Again, though, for someone who loves science and data this shows a striking lack of familiarity with the scientific literature, which has shown time and again that the timing and severity of lockdown measures have no relationship to the size of the epidemic in a country and the number of deaths. Professor Simon Wood has shown that infections were already in decline ahead of all three lockdowns in England, so could not be the cause of the decline. If lockdowns work and enable us to get back to normal, why do we have to keep imposing them, and why does normal never arrive?

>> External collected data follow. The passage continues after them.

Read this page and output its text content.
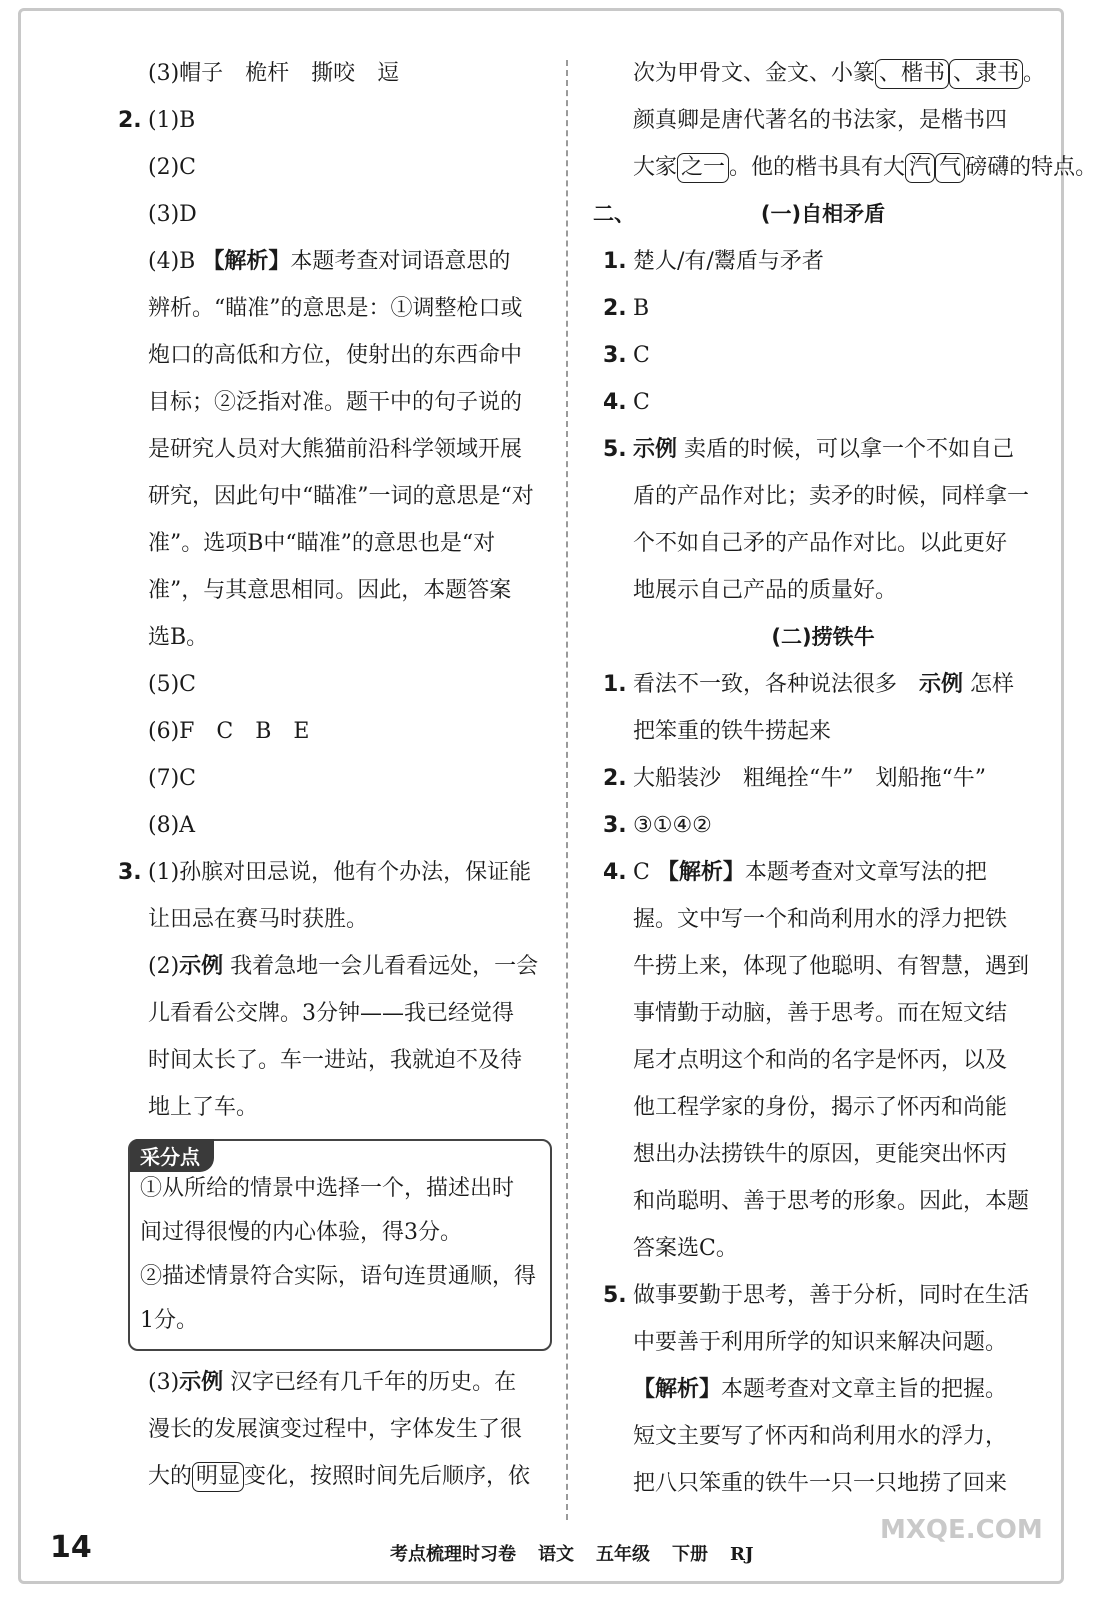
(3)帽子　桅杆　撕咬　逗
2. (1)B
(2)C
(3)D
(4)B 【解析】本题考查对词语意思的
辨析。“瞄准”的意思是：①调整枪口或
炮口的高低和方位，使射出的东西命中
目标；②泛指对准。题干中的句子说的
是研究人员对大熊猫前沿科学领域开展
研究，因此句中“瞄准”一词的意思是“对
准”。选项B中“瞄准”的意思也是“对
准”，与其意思相同。因此，本题答案
选B。
(5)C
(6)F　C　B　E
(7)C
(8)A
3. (1)孙膑对田忌说，他有个办法，保证能
让田忌在赛马时获胜。
(2)示例 我着急地一会儿看看远处，一会
儿看看公交牌。3分钟——我已经觉得
时间太长了。车一进站，我就迫不及待
地上了车。
采分点
①从所给的情景中选择一个，描述出时
间过得很慢的内心体验，得3分。
②描述情景符合实际，语句连贯通顺，得
1分。
(3)示例 汉字已经有几千年的历史。在
漫长的发展演变过程中，字体发生了很
大的 明显 变化，按照时间先后顺序，依
次为甲骨文、金文、小篆 、楷书 、隶书 。
颜真卿是唐代著名的书法家，是楷书四
大家 之一 。他的楷书具有大 汽 气 磅礴的特点。
二、	(一)自相矛盾
1. 楚人/有/鬻盾与矛者
2. B
3. C
4. C
5. 示例 卖盾的时候，可以拿一个不如自己
盾的产品作对比；卖矛的时候，同样拿一
个不如自己矛的产品作对比。以此更好
地展示自己产品的质量好。
(二)捞铁牛
1. 看法不一致，各种说法很多　示例 怎样
把笨重的铁牛捞起来
2. 大船装沙　粗绳拴“牛”　划船拖“牛”
3. ③①④②
4. C 【解析】本题考查对文章写法的把
握。文中写一个和尚利用水的浮力把铁
牛捞上来，体现了他聪明、有智慧，遇到
事情勤于动脑，善于思考。而在短文结
尾才点明这个和尚的名字是怀丙，以及
他工程学家的身份，揭示了怀丙和尚能
想出办法捞铁牛的原因，更能突出怀丙
和尚聪明、善于思考的形象。因此，本题
答案选C。
5. 做事要勤于思考，善于分析，同时在生活
中要善于利用所学的知识来解决问题。
【解析】本题考查对文章主旨的把握。
短文主要写了怀丙和尚利用水的浮力，
把八只笨重的铁牛一只一只地捞了回来
14	考点梳理时习卷 语文 五年级 下册 RJ
MXQE.COM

By focusing entirely on Sweden Dom also shows he is behind where the conversation is up to as he fails to engage with the experience of American states which have not locked down or have lifted restrictions. Texas, which was accused by President Biden of “Neanderthal thinking” when it lifted its restrictions in early March, recorded a day with zero Covid deaths on Sunday. It can’t be repeated too often that states like South Dakota which imposed no restrictions, Florida, which lifted its restrictions in the autumn, and Texas, which lifted its restrictions in March 2021, have fared no worse than other states which have implemented or continued with various lockdown measures.
Dom is a man with an axe to grind after his ignominious defenestration from Downing Street in November, apparently at the behest of the Prime Minister’s consort. With his latest Twitter rant it is now beyond doubt that he was a lockdown hawk in Downing Street (although, bizarrely, they call themselves the “doves”), pushing for harder, faster and longer restrictions and the imitation of oppressive regimes overseas. Sceptics can be glad there is one less supporter of “welding people in homes” who has the Prime Minister’s ear – though there seem to be no shortage of them, sadly.
Dom still has the potential to do the Government a lot of harm, appealing to the pro-lockdown sentiment in the country that he helped to foster and hammering ministers for not being hawkish dove-ish enough. It’s hard to see how this can be good for lockdown scepticism. But he could at least get his facts right.